Le doyen de la Faculté de médecine citait récemment le cas d’un bachelier qui n’avait jamais entendu parler de la guerre de 1870.

Cela est dû à une incuriosité totale : beaucoup de jeunes gens ont horreur, en sortant des classes, d’apprendre et d’écouter quoi que ce soit ; une fois sortis du lycée, ils ne veulent plus rien voir, rien entendre ; ils ont horreur de tout enseignement, même sur un fait presque contemporain.

Un jeune homme que j’interrogeai sur le téléphone, parut complètement étonné de ma question, et je constatai qu’il n’avait jamais entendu parler du téléphone[2].

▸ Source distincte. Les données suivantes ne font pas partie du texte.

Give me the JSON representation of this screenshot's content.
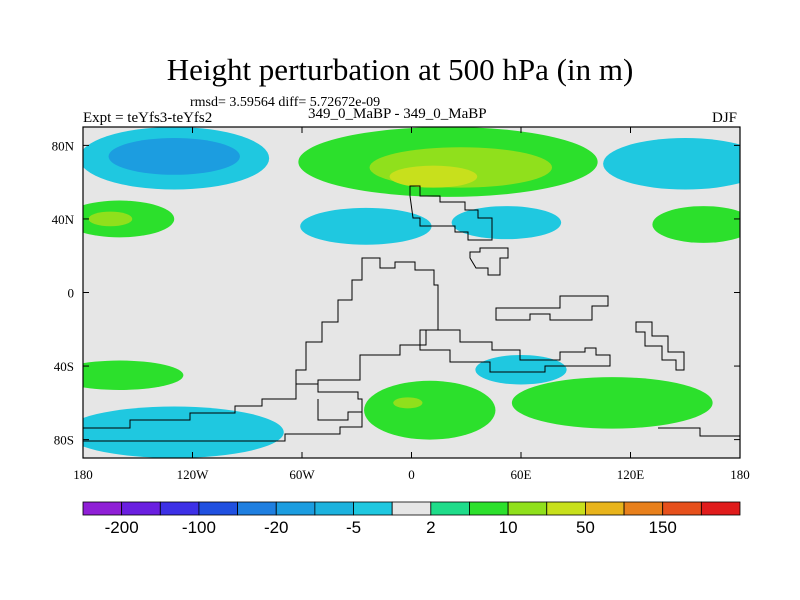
{
  "header": {
    "title": "Height perturbation at 500 hPa (in m)",
    "stats": "rmsd= 3.59564 diff= 5.72672e-09",
    "experiment": "Expt = teYfs3-teYfs2",
    "case": "349_0_MaBP - 349_0_MaBP",
    "season": "DJF"
  },
  "chart_data": {
    "type": "heatmap",
    "title": "Height perturbation at 500 hPa (in m)",
    "xlabel": "",
    "ylabel": "",
    "xlim": [
      -180,
      180
    ],
    "ylim": [
      -90,
      90
    ],
    "x_ticks": [
      {
        "value": -180,
        "label": "180"
      },
      {
        "value": -120,
        "label": "120W"
      },
      {
        "value": -60,
        "label": "60W"
      },
      {
        "value": 0,
        "label": "0"
      },
      {
        "value": 60,
        "label": "60E"
      },
      {
        "value": 120,
        "label": "120E"
      },
      {
        "value": 180,
        "label": "180"
      }
    ],
    "y_ticks": [
      {
        "value": 80,
        "label": "80N"
      },
      {
        "value": 40,
        "label": "40N"
      },
      {
        "value": 0,
        "label": "0"
      },
      {
        "value": -40,
        "label": "40S"
      },
      {
        "value": -80,
        "label": "80S"
      }
    ],
    "levels": [
      -200,
      -150,
      -100,
      -50,
      -20,
      -10,
      -5,
      -2,
      2,
      5,
      10,
      20,
      50,
      100,
      150,
      200
    ],
    "colorbar_labels": [
      {
        "level": -200,
        "label": "-200"
      },
      {
        "level": -100,
        "label": "-100"
      },
      {
        "level": -20,
        "label": "-20"
      },
      {
        "level": -5,
        "label": "-5"
      },
      {
        "level": 2,
        "label": "2"
      },
      {
        "level": 10,
        "label": "10"
      },
      {
        "level": 50,
        "label": "50"
      },
      {
        "level": 150,
        "label": "150"
      }
    ],
    "colors": [
      "#8f1fd6",
      "#6a1fe0",
      "#3d30e6",
      "#2050e0",
      "#1f7fe0",
      "#1c9de0",
      "#1cb2de",
      "#1fc8e0",
      "#e6e6e6",
      "#1fdc8a",
      "#2ce02c",
      "#90e01c",
      "#c8e01c",
      "#e8b41c",
      "#e8801c",
      "#e6501c",
      "#e01c1c"
    ],
    "regions": [
      {
        "name": "n-pacific-ring-low",
        "value": -5,
        "shape": "ellipse",
        "lon": -130,
        "lat": 73,
        "rlon": 52,
        "rlat": 17
      },
      {
        "name": "n-pacific-core-low",
        "value": -20,
        "shape": "ellipse",
        "lon": -130,
        "lat": 74,
        "rlon": 36,
        "rlat": 10
      },
      {
        "name": "n-hemisphere-high",
        "value": 5,
        "shape": "ellipse",
        "lon": 20,
        "lat": 71,
        "rlon": 82,
        "rlat": 19
      },
      {
        "name": "n-hemisphere-high-core",
        "value": 10,
        "shape": "ellipse",
        "lon": 27,
        "lat": 68,
        "rlon": 50,
        "rlat": 11
      },
      {
        "name": "n-hemisphere-high-peak",
        "value": 20,
        "shape": "ellipse",
        "lon": 12,
        "lat": 63,
        "rlon": 24,
        "rlat": 6
      },
      {
        "name": "ne-pacific-low",
        "value": -5,
        "shape": "ellipse",
        "lon": 150,
        "lat": 70,
        "rlon": 45,
        "rlat": 14
      },
      {
        "name": "w-pacific-high",
        "value": 5,
        "shape": "ellipse",
        "lon": -160,
        "lat": 40,
        "rlon": 30,
        "rlat": 10
      },
      {
        "name": "w-pacific-high-core",
        "value": 10,
        "shape": "ellipse",
        "lon": -165,
        "lat": 40,
        "rlon": 12,
        "rlat": 4
      },
      {
        "name": "midlat-low-west",
        "value": -5,
        "shape": "ellipse",
        "lon": -25,
        "lat": 36,
        "rlon": 36,
        "rlat": 10
      },
      {
        "name": "midlat-low-east",
        "value": -5,
        "shape": "ellipse",
        "lon": 52,
        "lat": 38,
        "rlon": 30,
        "rlat": 9
      },
      {
        "name": "e-pacific-high",
        "value": 5,
        "shape": "ellipse",
        "lon": 160,
        "lat": 37,
        "rlon": 28,
        "rlat": 10
      },
      {
        "name": "s-pacific-low",
        "value": -5,
        "shape": "ellipse",
        "lon": -130,
        "lat": -76,
        "rlon": 60,
        "rlat": 14
      },
      {
        "name": "s-atlantic-high",
        "value": 5,
        "shape": "ellipse",
        "lon": 10,
        "lat": -64,
        "rlon": 36,
        "rlat": 16
      },
      {
        "name": "s-atlantic-high-core",
        "value": 10,
        "shape": "ellipse",
        "lon": -2,
        "lat": -60,
        "rlon": 8,
        "rlat": 3
      },
      {
        "name": "s-indian-low",
        "value": -5,
        "shape": "ellipse",
        "lon": 60,
        "lat": -42,
        "rlon": 25,
        "rlat": 8
      },
      {
        "name": "s-ocean-high",
        "value": 5,
        "shape": "ellipse",
        "lon": 110,
        "lat": -60,
        "rlon": 55,
        "rlat": 14
      },
      {
        "name": "sw-pacific-high",
        "value": 5,
        "shape": "ellipse",
        "lon": -160,
        "lat": -45,
        "rlon": 35,
        "rlat": 8
      }
    ]
  }
}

Cette incuriosité complète, signalée par les membres les plus éminents de l’enseignement, s’accompagne d’un autre phénomène très explicable psychologiquement — bien qu’il ait paru beaucoup surprendre

  1. Enquête, t I, p. 302. Darboux, doyen de la Faculté des sciences de l’Université de Paris.
  2. Enquête, t. II, p. 34. Lippmann, professeur de physique à la Faculté des sciences de Paris, membre de l’Institut.